Channel [V] India was the Indian branch of the Channel [V] network. It was operated by Star India. It started operating in India in 1994 as part of Channel [V] Asia. On 1 July 2012, the channel discontinued its musical programming and started focusing on original content through fiction dailies and studio formats that address teenage issues. On 30 June 2016, stopped airing original programming. On 1 August, it rebranded its graphical package. Later, it discontinued operations on 15 September 2018.

- Philippines (1994–2012)

Channel [V] Philippines was the Filipino branch of the Channel [V] network. It was a joint venture between Fox Networks Group Asia Pacific, Fox International Channels, Previous channel providers and partners like Ermita Electronics Corporation (Channel 23 where MTV Asia also air on the same channel as a first launch), CityNet (Channel 27, A GMA Network affiliate), TV Xtreme Broadcasting Company and Northern Star Productions. It started operating in the Philippines in 1994 as part of Channel [V] Asia. It discontinued operations on 13 July 2012.

- Australia (1995–2020)

Channel [V] Australia was the Australian branch of the Channel [V] network. It was first launched as Red in 1995 and was owned by Foxtel. It ceased broadcasting in Australia on 26 February 2016, as it merged with [V] Hits (later rebranded as [V]), focusing only on music video programming and countdowns. V Hits was also formerly known as Club [V] and Channel [V] 2, and ceased broadcasting on 1 July 2020. Former VJs included Osher Günsberg (then "Andy G"), Jabba, James Mathison, Chloe Maxwell and Yumi Stynes.

- Taiwan (1994–2018)

Channel [V] Taiwan was the Taiwanese branch of the Channel [V] network. It started operating in Taiwan in 1994 as part of Channel [V] Asia. On 1 September 2012 it was replaced by Fox Taiwan (and later Star World Taiwan).

- South Korea (1994–2008)

Channel [V] Korea was the Korean branch of the Channel [V] network. It started operating in South Korea in 1994 as part of Channel [V] Asia.

- Japan (1994–2002)

Channel [V] Japan was the Japanese branch of the Channel [V] network.

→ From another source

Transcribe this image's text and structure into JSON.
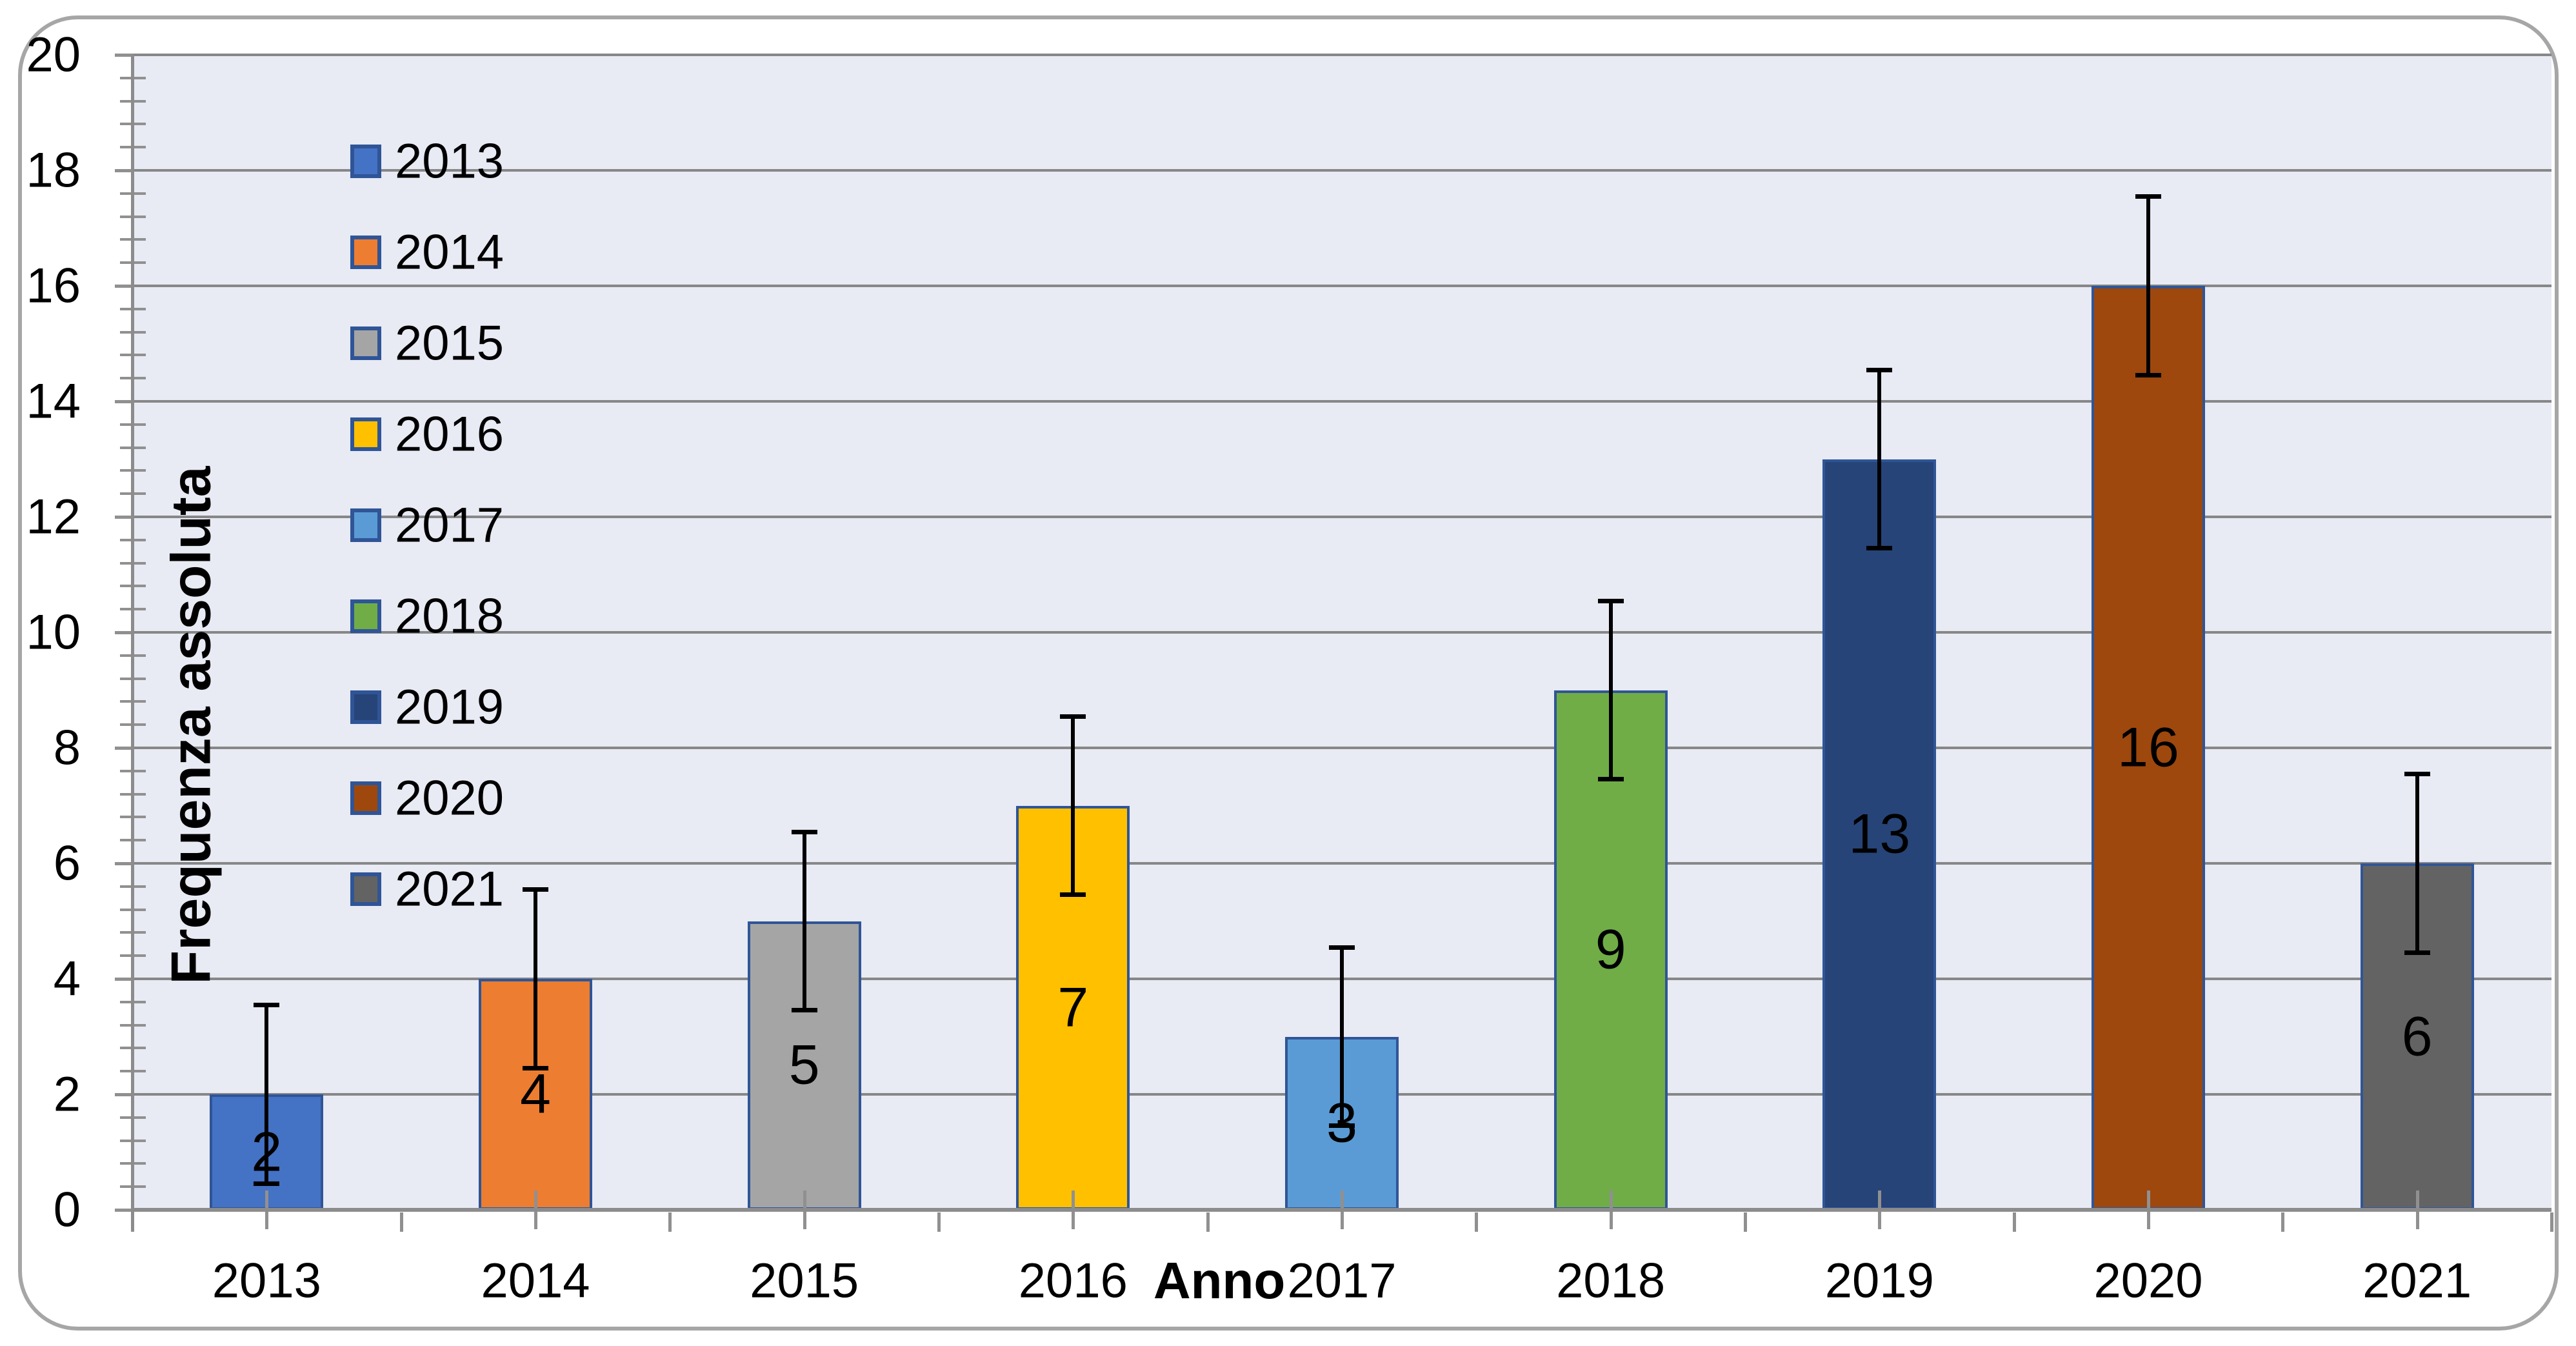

It started operating in Japan in 1994 as part of Channel [V] Asia. The channel was acquired by Space Shower in 2002, and was renamed to Video Music Channel in that year, thus ending Channel [V]'s presence in Japan.

- Thailand (1994–2016)

Channel [V] Thailand was the Thai branch of the Channel [V] network. It is a joint venture between The Walt Disney Company Asia Pacific, GMM Media and TrueVisions. It started operating in Thailand in 1994 as part of Channel [V] Asia.

Channel [V] Thailand also officially ceased transmission in 2016.